Elaborated Use Cases, User Stories, and Users
Developed at SoundCloud in 2012, Prometheus continues to be used at companies like Outbrain, Docker, DigitalOcean, Ericsson, and Percona. These and other companies leverage its strengths in multi-dimensional data collection and queries toward applications, including both static machine-centric, as well as dynamic service-oriented monitoring.
Graphite came into use in 2006 at Orbitz, where having proven its strengths in handling numeric time series data, it continues to be used today. Other companies including Instagram, Canonical, Oracle, Uber, GitHub, and Vimeo use Graphite to handle operation-critical time series data like application metrics, database metrics, e-commerce monitoring, and more. You can read more Graphite case studies here.
Call to Action
If you want a clustered solution that can hold historical data of any sort long term, Graphite may be a better choice due to its simplicity and long history of doing exactly that. Graphite also has rollup of data built in. Similarly, Graphite may be preferred if your existing infrastructure already uses collection tools like fluentd, collectd, or statd, because Graphite supports them.
More on the subject:
- Monitoring Lambda Metrics with the ELK Stack – Part 2
- Grafana vs. Kibana: The Key Differences to Know
- AWS EKS/ECS and Fargate: Understanding the Differences
However, if you are starting from scratch and intend to use the solution for monitoring (including more dynamic and multivariate data), and data retention is short term, Prometheus may be a better choice, as everything required for monitoring is already integrated.
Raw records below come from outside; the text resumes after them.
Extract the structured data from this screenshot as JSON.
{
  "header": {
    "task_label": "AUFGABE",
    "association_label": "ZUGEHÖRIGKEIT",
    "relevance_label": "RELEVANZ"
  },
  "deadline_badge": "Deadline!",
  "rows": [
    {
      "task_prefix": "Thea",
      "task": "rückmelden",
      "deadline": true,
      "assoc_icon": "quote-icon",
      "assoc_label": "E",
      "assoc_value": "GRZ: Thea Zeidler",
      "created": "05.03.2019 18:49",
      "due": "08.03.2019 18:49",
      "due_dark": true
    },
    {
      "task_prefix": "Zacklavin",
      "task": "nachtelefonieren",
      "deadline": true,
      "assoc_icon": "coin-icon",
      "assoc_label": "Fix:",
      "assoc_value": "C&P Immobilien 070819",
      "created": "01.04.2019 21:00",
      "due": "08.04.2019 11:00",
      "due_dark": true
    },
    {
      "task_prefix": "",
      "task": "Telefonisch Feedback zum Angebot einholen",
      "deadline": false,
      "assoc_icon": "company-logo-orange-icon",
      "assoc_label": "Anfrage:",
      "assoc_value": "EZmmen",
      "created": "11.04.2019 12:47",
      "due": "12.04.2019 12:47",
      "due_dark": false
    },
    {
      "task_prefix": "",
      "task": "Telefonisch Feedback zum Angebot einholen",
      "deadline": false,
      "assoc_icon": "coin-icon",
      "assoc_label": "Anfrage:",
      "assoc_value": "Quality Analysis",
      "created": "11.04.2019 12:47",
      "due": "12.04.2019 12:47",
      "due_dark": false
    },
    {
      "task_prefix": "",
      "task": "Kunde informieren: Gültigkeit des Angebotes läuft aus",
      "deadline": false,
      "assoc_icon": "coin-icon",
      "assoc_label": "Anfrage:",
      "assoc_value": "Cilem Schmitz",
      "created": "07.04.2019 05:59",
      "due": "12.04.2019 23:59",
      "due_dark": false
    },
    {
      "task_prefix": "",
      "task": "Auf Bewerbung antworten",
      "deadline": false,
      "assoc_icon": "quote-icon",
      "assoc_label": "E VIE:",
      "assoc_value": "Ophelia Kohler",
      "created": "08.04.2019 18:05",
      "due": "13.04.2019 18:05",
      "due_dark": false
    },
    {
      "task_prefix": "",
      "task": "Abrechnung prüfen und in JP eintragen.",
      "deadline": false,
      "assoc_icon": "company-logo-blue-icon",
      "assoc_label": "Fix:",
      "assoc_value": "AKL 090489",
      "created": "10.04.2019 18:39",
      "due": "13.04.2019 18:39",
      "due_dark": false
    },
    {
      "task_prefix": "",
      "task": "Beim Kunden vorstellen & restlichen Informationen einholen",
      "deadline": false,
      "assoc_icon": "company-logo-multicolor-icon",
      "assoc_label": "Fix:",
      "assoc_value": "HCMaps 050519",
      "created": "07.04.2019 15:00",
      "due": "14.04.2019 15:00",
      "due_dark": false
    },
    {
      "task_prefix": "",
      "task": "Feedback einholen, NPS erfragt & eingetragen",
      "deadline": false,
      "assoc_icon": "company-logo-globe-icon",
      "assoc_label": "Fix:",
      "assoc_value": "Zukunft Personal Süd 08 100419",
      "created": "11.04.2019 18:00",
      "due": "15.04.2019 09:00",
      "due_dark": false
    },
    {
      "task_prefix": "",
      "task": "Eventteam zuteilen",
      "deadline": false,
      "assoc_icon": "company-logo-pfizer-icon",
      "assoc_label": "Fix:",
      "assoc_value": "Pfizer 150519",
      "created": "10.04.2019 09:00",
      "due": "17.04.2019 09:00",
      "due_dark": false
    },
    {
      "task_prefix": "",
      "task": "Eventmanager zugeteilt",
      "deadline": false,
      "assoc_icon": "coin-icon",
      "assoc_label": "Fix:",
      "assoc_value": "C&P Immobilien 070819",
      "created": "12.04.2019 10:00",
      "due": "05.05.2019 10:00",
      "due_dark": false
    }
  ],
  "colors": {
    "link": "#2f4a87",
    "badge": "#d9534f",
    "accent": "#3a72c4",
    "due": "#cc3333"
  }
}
There is a slightly longer learning curve to most things Prometheus. However, the time invested will pay for itself in not having to maintain separate tools for collection and alerting, for example.
Always remember to review your needs and the state of your current implementation carefully. Prometheus is a complete monitoring system, with all the bells and whistles built in. Graphite is merely a storage and graphing framework. What does your system already have and what do you need it to do? You decide.